Es gibt aber 2 Dinge die Barfen unter bestimmten Umständen tatsächlich besser macht als andere Fütterungsmethoden: 1. Man beschäftigt sich intensiv mit der Ernährung seines Hundes. Das tun viele HH mit Gemischtfütterung zwar auch, aber die manuelle und richtige Zusammenstellung beim RICHTIGEN Barfen verlangt eine wesentlich tiefer gehende Beschäftigung mit dem Thema Ernährung und 2. Hilft es, da man beim RICHTIGEN Barfen JEDEN Inhaltsstoff der Nahrung kennt, bei Unverträglichkeiten und Allergien.

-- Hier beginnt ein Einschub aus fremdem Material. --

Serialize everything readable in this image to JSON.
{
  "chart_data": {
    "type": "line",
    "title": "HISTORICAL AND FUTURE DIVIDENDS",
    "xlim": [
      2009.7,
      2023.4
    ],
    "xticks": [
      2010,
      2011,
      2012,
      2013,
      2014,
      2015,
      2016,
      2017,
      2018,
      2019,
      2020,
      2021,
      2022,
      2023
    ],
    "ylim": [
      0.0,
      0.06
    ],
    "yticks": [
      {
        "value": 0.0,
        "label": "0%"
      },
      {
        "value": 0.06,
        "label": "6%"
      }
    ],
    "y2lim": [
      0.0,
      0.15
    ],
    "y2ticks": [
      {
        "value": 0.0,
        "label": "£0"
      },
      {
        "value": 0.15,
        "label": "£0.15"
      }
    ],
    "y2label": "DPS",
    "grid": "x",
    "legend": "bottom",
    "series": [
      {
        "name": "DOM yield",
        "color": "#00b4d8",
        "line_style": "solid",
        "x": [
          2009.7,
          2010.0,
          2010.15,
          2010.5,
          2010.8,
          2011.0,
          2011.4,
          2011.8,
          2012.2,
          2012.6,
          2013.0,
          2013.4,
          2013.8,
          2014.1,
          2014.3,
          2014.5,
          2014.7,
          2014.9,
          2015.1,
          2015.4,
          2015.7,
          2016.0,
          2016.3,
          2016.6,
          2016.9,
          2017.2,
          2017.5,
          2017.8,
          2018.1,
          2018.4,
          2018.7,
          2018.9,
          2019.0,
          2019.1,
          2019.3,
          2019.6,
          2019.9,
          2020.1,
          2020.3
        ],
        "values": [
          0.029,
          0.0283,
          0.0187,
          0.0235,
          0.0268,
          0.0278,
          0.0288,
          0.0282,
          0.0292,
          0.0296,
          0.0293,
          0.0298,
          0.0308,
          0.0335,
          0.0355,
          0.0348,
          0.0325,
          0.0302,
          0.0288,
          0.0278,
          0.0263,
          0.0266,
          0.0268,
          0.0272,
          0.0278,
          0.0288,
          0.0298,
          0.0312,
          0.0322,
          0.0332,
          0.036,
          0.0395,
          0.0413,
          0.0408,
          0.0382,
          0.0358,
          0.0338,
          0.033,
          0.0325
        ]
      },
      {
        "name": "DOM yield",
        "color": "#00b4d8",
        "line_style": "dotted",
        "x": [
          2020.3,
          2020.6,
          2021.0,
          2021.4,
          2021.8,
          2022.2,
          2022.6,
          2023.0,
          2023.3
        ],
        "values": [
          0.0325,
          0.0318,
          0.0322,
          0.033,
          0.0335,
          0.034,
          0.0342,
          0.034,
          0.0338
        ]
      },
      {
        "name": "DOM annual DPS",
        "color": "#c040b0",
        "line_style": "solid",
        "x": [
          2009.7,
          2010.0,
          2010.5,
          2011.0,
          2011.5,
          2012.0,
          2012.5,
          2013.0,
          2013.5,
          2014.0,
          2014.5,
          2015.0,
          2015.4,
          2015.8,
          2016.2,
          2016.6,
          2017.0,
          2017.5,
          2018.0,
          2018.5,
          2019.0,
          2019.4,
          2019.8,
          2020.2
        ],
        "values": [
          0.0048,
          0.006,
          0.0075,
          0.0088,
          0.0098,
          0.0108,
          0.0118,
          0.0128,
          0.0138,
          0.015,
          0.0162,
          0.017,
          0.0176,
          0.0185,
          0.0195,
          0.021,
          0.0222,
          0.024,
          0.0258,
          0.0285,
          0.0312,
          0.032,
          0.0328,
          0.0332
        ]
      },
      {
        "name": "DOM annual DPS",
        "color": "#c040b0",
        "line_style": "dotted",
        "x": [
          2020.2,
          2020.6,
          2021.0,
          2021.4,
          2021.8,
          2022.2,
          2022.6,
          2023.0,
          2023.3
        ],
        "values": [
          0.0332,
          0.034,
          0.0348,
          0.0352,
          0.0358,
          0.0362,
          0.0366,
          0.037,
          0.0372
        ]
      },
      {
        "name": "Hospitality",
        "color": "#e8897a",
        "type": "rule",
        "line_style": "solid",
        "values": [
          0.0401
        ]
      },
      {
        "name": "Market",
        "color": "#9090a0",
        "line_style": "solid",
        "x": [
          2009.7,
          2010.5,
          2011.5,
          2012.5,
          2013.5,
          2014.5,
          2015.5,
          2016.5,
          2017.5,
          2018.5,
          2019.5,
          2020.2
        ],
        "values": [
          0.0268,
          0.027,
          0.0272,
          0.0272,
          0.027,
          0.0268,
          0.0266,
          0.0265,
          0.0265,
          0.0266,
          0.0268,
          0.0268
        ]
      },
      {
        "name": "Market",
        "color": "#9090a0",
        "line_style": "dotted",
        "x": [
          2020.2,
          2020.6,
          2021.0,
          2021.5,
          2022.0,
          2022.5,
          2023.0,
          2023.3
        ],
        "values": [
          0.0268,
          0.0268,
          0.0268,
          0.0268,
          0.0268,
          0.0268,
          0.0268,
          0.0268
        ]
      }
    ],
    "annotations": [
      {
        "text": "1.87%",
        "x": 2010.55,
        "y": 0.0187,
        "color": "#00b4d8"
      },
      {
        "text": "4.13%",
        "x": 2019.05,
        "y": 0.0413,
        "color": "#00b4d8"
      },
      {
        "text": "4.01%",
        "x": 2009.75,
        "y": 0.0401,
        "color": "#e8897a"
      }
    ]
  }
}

Dazu muss man nicht barfen, sondern das Futter selber zusammenstellen- das geht mit Kochen, Reinfleischdosen, ausgesuchten Stärkequellen usw. Das Kochen macht zudem bestimmte Nahrungsquellen noch deutlich besser verwertbar.

Einen weiteren Vorteil seh ich im Vergleich zum Dosen- und vor allem Trockenfutter in der Frische der Zutaten, vor allem beim Gemüse. Bestimmte sekundäre Pflanzenstoffe verlieren an Wirkung bei zu langer Lagerung oder zu starker Verarbeitung.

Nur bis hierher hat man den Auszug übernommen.